URI to host sweatshop panel discussion Jan. 30

Student group urges URI to work with designated suppliers


KINGSTON, R.I. –January 24, 2008—University of Rhode Island Students for Social Change and the URI Honors Program will host a panel discussion on sweatshops as related to URI on Wednesday, Jan. 30.


The discussion will be held from 4 to 5:30 p.m. in the Memorial Union Atrium II, 50 Lower College Road, Kingston. The event is free and open to the public.


Panelists will be Professor Ric McIntyre, director of the URI Honors Program, Scott Nova, executive director of the Worker Rights Consortium, and Tom Dougan, vice president for student affairs at URI. Marjorie Johnson and Kelsey Molloy, coordinators of URI Students for Social Change, will moderate the event.


Last year, URI joined the Worker Rights Consortium, a group that monitors the factories where university licensed-clothing is manufactured. The consortium, or any other group, does not have the capacity to monitor all the factories. So it has proposed a Designated Suppliers Program, which would designate certain factories as reliable ones. Those who commit to the program would only receive goods from those factories.


The student group is urging URI to join the program to ensure that all apparel bearing the URI logo is made in factories that meet living wage and labor rights standards.


Some people have questioned whether this program would hinder competition and therefore violate anti-trust laws.

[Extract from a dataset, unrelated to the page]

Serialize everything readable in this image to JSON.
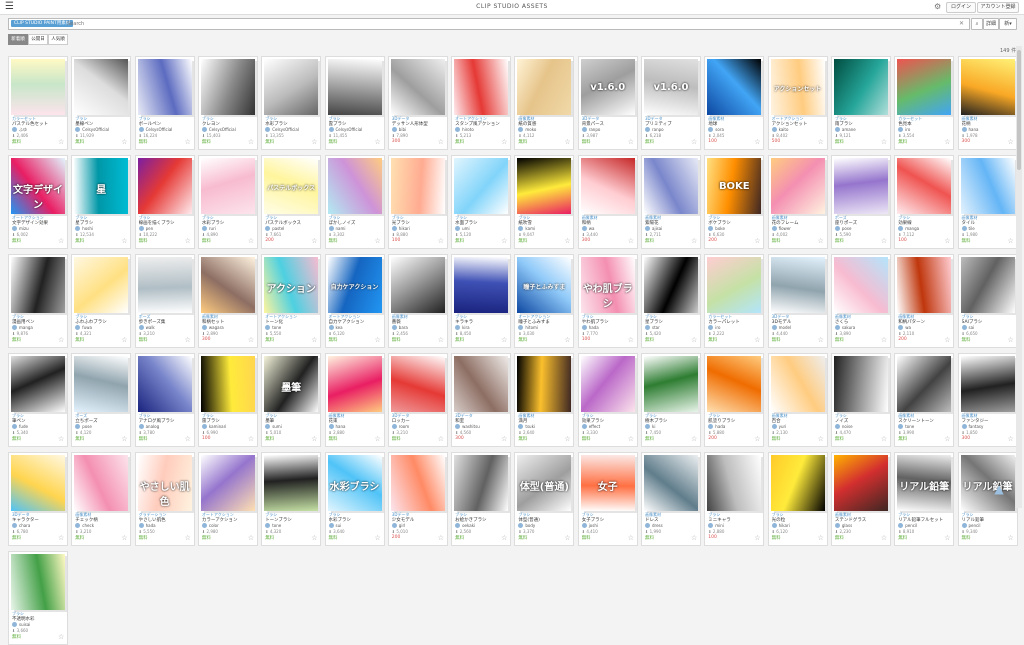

So far there has been no clear ruling by the Justice Department. The issue is whether universities should adopt the designated program anyway or wait until the legal situation is clearer.


The purpose of the forum is to debate the issue and also to highlight what the University has already done, as well as raise consciousness about the general issue of sweatshops and globalization.


A question-and -answer period will be part of the event.